Quotes

Life is short, break the rules. Forgive quickly, kiss slowly. Love truly, laugh uncontrollably and never regret anything that makes you smile. - Samuel Longhorne Clemens (Mark Twain)

Friday, August 26, 2022

Warehouse Row - The Wynkoop Street Bridge

There is a picture from the Cornell University Library in the US Railroad Commission photographs that shows a very busy section of Wynkoop Street where it crosses Cherry Creek on a skewed Pratt through Truss bridge that figured prominently in my decision to shift which railroad I was modeling and what location to use.


This is the photo, the original is black and white, I was trying out some colorizing software and there are a few odd color selections being made by the software (check the blue section in between the trusses at the end). I'm not sure exactly when the photo was taken but it can't be any later than 1960.


And here is the original

From a slightly different angle


This particular picture is what convinced me to shift from modeling the "Patch" district in LA to Warehouse row in Denver. Now admittedly I'm still clutching at a few straws around actual operations but I have the general area figured out pretty good, or at least I thought I did. I was in a D&RGW discussion group and it was noted that the bridge, apparently, doesn't show up on the listing of D&RGW steel bridges (I suppose I need to try and verify that).
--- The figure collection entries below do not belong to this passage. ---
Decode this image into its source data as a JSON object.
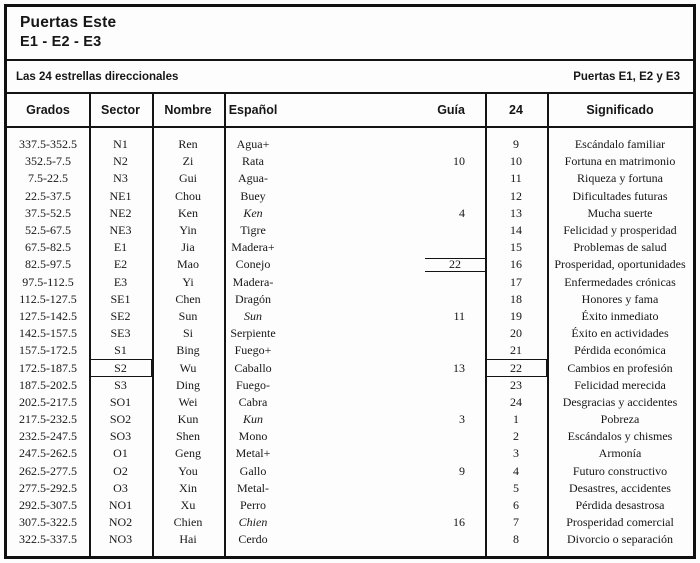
{
  "page": {
    "title_line1": "Puertas Este",
    "title_line2": "E1 - E2 - E3"
  },
  "subbar": {
    "left": "Las 24 estrellas direccionales",
    "right": "Puertas E1, E2 y E3"
  },
  "colors": {
    "ink": "#141414",
    "paper": "#fdfdfd"
  },
  "table": {
    "columns": {
      "grados": "Grados",
      "sector": "Sector",
      "nombre": "Nombre",
      "espanol": "Español",
      "guia": "Guía",
      "veinticuatro": "24",
      "significado": "Significado"
    },
    "rows": [
      {
        "grados": "337.5-352.5",
        "sector": "N1",
        "nombre": "Ren",
        "espanol": "Agua+",
        "guia": "",
        "num24": "9",
        "significado": "Escándalo familiar"
      },
      {
        "grados": "352.5-7.5",
        "sector": "N2",
        "nombre": "Zi",
        "espanol": "Rata",
        "guia": "10",
        "num24": "10",
        "significado": "Fortuna en matrimonio"
      },
      {
        "grados": "7.5-22.5",
        "sector": "N3",
        "nombre": "Gui",
        "espanol": "Agua-",
        "guia": "",
        "num24": "11",
        "significado": "Riqueza y fortuna"
      },
      {
        "grados": "22.5-37.5",
        "sector": "NE1",
        "nombre": "Chou",
        "espanol": "Buey",
        "guia": "",
        "num24": "12",
        "significado": "Dificultades futuras"
      },
      {
        "grados": "37.5-52.5",
        "sector": "NE2",
        "nombre": "Ken",
        "espanol": "Ken",
        "espanol_italic": true,
        "guia": "4",
        "num24": "13",
        "significado": "Mucha suerte"
      },
      {
        "grados": "52.5-67.5",
        "sector": "NE3",
        "nombre": "Yin",
        "espanol": "Tigre",
        "guia": "",
        "num24": "14",
        "significado": "Felicidad y prosperidad"
      },
      {
        "grados": "67.5-82.5",
        "sector": "E1",
        "nombre": "Jia",
        "espanol": "Madera+",
        "guia": "",
        "num24": "15",
        "significado": "Problemas de salud"
      },
      {
        "grados": "82.5-97.5",
        "sector": "E2",
        "nombre": "Mao",
        "espanol": "Conejo",
        "guia": "22",
        "guia_box": true,
        "num24": "16",
        "significado": "Prosperidad, oportunidades"
      },
      {
        "grados": "97.5-112.5",
        "sector": "E3",
        "nombre": "Yi",
        "espanol": "Madera-",
        "guia": "",
        "num24": "17",
        "significado": "Enfermedades crónicas"
      },
      {
        "grados": "112.5-127.5",
        "sector": "SE1",
        "nombre": "Chen",
        "espanol": "Dragón",
        "guia": "",
        "num24": "18",
        "significado": "Honores y fama"
      },
      {
        "grados": "127.5-142.5",
        "sector": "SE2",
        "nombre": "Sun",
        "espanol": "Sun",
        "espanol_italic": true,
        "guia": "11",
        "num24": "19",
        "significado": "Éxito inmediato"
      },
      {
        "grados": "142.5-157.5",
        "sector": "SE3",
        "nombre": "Si",
        "espanol": "Serpiente",
        "guia": "",
        "num24": "20",
        "significado": "Éxito en actividades"
      },
      {
        "grados": "157.5-172.5",
        "sector": "S1",
        "nombre": "Bing",
        "espanol": "Fuego+",
        "guia": "",
        "num24": "21",
        "significado": "Pérdida económica"
      },
      {
        "grados": "172.5-187.5",
        "sector": "S2",
        "sector_box": true,
        "nombre": "Wu",
        "espanol": "Caballo",
        "guia": "13",
        "num24": "22",
        "num24_box": true,
        "significado": "Cambios en profesión"
      },
      {
        "grados": "187.5-202.5",
        "sector": "S3",
        "nombre": "Ding",
        "espanol": "Fuego-",
        "guia": "",
        "num24": "23",
        "significado": "Felicidad merecida"
      },
      {
        "grados": "202.5-217.5",
        "sector": "SO1",
        "nombre": "Wei",
        "espanol": "Cabra",
        "guia": "",
        "num24": "24",
        "significado": "Desgracias y accidentes"
      },
      {
        "grados": "217.5-232.5",
        "sector": "SO2",
        "nombre": "Kun",
        "espanol": "Kun",
        "espanol_italic": true,
        "guia": "3",
        "num24": "1",
        "significado": "Pobreza"
      },
      {
        "grados": "232.5-247.5",
        "sector": "SO3",
        "nombre": "Shen",
        "espanol": "Mono",
        "guia": "",
        "num24": "2",
        "significado": "Escándalos y chismes"
      },
      {
        "grados": "247.5-262.5",
        "sector": "O1",
        "nombre": "Geng",
        "espanol": "Metal+",
        "guia": "",
        "num24": "3",
        "significado": "Armonía"
      },
      {
        "grados": "262.5-277.5",
        "sector": "O2",
        "nombre": "You",
        "espanol": "Gallo",
        "guia": "9",
        "num24": "4",
        "significado": "Futuro constructivo"
      },
      {
        "grados": "277.5-292.5",
        "sector": "O3",
        "nombre": "Xin",
        "espanol": "Metal-",
        "guia": "",
        "num24": "5",
        "significado": "Desastres, accidentes"
      },
      {
        "grados": "292.5-307.5",
        "sector": "NO1",
        "nombre": "Xu",
        "espanol": "Perro",
        "guia": "",
        "num24": "6",
        "significado": "Pérdida desastrosa"
      },
      {
        "grados": "307.5-322.5",
        "sector": "NO2",
        "nombre": "Chien",
        "espanol": "Chien",
        "espanol_italic": true,
        "guia": "16",
        "num24": "7",
        "significado": "Prosperidad comercial"
      },
      {
        "grados": "322.5-337.5",
        "sector": "NO3",
        "nombre": "Hai",
        "espanol": "Cerdo",
        "guia": "",
        "num24": "8",
        "significado": "Divorcio o separación"
      }
    ]
  }
}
Which also brought up the fact that crossing the bridge to the south actually takes you directly into the C&S' Rice Yard, although you can get to the D&RGW 7th street yard. So which railroad actually switched the area and who owned the bridge? And just to confuse the issue on an old Sanborn Map (1903) the trackage is listed as D&RG/UP trackage, so maybe the UP owns the bridge, although their yards were to the north so probably not. Yet another little mystery. I might have come full circle and need to model the C&S in the '50s and '60s.

Thanks to a couple of websites I at least know who built the bridge; The Pennsylvania Steel Company and it was built in 1907 (which is after the date on the Sanborn map, not really relevant except that this one must have replaced an iron bridge that existed previously since Sanborn indicates it is an iron bridge in 1903).